Belgium's Anna Van Bellinghen, who will likely compete against Hubbard, said the New Zealander's presence would be "like a bad joke" for women competitors.

"I am aware that defining a legal frame for transgender participation in sports is very difficult since there is an infinite variety of situations and that reaching an entirely satisfactory solution, from either side of the debate, is probably impossible," Van Bellinghen has said.
"However, anyone that has trained [in] weightlifting at a high level knows this to be true in their bones: this particular situation is unfair to the sport and to the athletes.

"Life-changing opportunities are missed for some athletes - medals and Olympic qualifications - and we are powerless. Of course, this debate is taking place in a broader context of discrimination against transgender people and that is why the question is never free of ideology."
On reaching the Games, Hubbard said: "I am grateful and humbled by the kindness and support that has been given to me by so many New Zealanders. When I broke my arm at the Commonwealth Games three years ago, I was advised that my sporting career had likely reached its end. But your support, your encouragement, and your aroha (love) carried me through the darkness.

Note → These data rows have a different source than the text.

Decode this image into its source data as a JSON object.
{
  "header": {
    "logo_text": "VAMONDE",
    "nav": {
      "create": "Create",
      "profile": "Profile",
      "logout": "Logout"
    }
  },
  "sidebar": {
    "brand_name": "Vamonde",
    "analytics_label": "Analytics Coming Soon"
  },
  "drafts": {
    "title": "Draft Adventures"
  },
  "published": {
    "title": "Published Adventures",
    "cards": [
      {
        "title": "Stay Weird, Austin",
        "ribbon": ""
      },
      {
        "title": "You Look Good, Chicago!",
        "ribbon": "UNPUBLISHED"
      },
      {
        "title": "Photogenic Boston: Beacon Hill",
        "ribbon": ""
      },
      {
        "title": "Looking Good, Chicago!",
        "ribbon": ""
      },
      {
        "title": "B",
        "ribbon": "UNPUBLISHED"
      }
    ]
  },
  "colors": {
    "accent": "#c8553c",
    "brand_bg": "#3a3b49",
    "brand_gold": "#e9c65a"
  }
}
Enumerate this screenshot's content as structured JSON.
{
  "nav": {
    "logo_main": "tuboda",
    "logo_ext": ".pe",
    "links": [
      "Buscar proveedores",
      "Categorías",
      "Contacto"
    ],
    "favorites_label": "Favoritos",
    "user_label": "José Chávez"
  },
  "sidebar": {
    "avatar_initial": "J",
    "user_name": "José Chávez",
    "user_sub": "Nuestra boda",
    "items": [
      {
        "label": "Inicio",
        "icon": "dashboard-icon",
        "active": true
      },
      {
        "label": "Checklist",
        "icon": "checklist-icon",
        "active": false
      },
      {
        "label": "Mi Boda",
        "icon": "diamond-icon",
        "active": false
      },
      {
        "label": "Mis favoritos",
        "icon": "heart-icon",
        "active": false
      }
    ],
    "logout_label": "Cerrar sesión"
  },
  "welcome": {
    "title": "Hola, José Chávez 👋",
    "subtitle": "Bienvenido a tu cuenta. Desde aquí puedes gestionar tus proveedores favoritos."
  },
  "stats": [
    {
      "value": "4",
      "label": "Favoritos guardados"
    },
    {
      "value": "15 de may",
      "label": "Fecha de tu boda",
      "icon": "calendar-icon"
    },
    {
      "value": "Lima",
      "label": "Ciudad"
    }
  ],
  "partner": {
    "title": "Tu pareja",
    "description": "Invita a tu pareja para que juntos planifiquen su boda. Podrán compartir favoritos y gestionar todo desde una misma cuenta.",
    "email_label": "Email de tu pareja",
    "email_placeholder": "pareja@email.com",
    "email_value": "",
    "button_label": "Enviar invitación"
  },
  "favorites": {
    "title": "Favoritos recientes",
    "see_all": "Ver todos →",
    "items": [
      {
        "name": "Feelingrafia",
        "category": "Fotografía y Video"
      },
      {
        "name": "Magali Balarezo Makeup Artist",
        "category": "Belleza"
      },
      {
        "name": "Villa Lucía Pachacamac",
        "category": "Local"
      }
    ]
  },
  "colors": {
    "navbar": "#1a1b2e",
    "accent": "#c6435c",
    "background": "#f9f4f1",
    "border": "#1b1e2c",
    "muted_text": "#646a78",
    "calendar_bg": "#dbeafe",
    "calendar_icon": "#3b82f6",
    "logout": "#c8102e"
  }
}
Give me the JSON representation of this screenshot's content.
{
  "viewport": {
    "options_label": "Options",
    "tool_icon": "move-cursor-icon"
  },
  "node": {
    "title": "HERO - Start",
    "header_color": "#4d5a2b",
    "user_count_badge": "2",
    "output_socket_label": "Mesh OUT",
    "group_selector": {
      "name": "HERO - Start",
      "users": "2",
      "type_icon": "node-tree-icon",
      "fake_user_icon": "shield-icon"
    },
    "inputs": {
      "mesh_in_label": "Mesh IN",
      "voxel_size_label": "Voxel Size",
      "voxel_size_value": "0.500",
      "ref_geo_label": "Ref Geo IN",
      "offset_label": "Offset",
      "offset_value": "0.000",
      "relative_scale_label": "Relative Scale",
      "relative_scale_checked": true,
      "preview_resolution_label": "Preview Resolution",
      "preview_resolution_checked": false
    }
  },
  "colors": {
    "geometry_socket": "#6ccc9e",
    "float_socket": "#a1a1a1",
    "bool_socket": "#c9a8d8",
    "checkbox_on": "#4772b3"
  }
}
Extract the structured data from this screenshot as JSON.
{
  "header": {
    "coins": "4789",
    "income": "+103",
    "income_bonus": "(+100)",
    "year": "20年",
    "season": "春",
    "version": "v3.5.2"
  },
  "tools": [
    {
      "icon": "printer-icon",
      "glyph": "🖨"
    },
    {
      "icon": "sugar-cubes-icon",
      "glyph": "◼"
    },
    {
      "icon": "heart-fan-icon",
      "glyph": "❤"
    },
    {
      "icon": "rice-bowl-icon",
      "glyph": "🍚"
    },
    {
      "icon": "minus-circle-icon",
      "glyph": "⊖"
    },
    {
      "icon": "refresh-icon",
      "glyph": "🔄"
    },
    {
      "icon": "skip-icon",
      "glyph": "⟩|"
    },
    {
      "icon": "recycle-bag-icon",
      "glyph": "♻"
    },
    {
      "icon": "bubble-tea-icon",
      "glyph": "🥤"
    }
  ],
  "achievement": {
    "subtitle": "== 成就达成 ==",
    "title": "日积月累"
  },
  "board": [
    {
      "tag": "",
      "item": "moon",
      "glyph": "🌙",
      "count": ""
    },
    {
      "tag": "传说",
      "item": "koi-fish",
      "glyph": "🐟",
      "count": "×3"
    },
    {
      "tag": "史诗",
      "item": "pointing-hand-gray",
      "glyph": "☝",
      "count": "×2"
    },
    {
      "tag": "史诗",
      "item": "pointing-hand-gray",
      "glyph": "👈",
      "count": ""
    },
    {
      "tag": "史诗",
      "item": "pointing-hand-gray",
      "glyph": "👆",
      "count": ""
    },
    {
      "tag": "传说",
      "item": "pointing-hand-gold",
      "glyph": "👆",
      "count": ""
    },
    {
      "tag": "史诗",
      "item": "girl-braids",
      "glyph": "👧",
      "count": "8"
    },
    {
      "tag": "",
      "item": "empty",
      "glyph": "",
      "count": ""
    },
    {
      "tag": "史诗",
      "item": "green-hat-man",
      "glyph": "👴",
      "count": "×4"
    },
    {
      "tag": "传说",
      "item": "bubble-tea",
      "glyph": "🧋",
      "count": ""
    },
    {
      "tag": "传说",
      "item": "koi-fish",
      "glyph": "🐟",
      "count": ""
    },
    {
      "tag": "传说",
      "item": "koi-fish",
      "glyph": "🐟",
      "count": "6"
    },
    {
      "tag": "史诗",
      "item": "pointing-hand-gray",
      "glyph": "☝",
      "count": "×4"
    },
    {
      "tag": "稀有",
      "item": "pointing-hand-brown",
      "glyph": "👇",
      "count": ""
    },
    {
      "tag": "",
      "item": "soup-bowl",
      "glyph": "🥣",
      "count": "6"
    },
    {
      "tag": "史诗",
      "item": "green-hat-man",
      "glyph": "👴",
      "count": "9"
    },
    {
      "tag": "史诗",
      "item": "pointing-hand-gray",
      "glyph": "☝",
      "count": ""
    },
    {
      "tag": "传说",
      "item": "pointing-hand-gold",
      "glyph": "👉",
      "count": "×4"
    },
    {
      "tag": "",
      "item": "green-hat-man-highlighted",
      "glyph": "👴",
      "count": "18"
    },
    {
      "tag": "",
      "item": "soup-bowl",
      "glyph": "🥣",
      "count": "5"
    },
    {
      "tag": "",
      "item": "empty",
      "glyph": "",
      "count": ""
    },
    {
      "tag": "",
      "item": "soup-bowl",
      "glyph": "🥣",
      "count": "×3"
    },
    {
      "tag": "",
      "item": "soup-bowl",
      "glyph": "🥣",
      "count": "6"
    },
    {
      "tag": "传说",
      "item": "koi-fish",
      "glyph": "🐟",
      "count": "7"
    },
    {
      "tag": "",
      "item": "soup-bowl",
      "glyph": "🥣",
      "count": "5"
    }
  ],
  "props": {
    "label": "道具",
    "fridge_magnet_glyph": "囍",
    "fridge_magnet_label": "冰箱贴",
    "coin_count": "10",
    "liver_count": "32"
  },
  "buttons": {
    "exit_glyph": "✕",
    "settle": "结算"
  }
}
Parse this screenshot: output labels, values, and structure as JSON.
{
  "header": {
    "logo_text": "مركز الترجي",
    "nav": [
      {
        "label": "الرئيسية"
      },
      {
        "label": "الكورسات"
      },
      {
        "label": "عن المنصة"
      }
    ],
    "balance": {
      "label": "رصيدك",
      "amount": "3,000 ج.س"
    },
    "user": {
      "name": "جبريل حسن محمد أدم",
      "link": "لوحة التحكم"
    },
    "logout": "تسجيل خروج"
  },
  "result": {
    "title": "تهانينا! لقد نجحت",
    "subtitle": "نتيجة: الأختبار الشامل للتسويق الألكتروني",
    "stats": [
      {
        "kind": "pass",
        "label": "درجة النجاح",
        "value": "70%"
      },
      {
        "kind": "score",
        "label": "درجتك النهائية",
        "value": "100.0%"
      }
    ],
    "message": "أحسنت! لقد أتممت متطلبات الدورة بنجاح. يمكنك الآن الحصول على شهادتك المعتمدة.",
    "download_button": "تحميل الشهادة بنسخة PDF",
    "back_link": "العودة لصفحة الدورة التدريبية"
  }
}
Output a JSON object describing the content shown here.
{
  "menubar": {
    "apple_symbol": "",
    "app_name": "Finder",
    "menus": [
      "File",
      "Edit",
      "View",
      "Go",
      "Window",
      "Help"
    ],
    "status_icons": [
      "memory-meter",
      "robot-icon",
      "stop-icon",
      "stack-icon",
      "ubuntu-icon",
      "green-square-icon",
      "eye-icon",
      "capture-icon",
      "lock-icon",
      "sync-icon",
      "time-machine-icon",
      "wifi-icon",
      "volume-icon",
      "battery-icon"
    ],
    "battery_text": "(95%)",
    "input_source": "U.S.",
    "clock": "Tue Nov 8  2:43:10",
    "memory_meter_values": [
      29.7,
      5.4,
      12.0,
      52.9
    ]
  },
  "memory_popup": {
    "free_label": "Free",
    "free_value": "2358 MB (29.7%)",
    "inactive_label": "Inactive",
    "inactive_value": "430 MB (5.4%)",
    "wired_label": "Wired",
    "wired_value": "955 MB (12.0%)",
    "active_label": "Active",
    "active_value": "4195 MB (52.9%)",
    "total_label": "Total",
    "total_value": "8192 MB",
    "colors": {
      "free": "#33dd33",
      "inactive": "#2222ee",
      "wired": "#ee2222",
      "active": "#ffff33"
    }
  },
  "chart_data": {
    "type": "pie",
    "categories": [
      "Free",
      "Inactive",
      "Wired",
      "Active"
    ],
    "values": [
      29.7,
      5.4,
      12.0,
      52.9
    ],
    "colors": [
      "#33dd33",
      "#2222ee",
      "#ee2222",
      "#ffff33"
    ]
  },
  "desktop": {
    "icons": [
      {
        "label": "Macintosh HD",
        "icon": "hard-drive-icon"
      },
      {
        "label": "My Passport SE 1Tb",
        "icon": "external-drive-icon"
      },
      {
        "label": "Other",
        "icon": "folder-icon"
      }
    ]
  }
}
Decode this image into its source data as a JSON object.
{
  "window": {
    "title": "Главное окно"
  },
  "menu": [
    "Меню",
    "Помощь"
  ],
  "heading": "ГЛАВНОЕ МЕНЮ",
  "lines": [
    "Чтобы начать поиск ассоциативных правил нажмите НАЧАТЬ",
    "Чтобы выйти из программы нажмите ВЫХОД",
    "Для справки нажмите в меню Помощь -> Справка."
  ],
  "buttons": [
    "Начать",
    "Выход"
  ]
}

"The last eighteen months has shown us all that there is strength in kinship, in community, and in working together towards a common purpose. The mana of the silver fern comes all of you and I will wear it with pride."

New Zealand prime minister Jacinda Ardern defended the 43-year-old's inclusion in this summer's competition, saying it was in line with the rules.

"Parties here have simply followed the rules. That's the case for Laurel but also the team in New Zealand - they have followed the rules," she told reporters in Wellington. "The alternative is to have someone who followed the rules but then is denied the ability to participate.

"So, ultimately, I leave it to those bodies and that's the decision they have made and it's in keeping with the standard that has been set globally."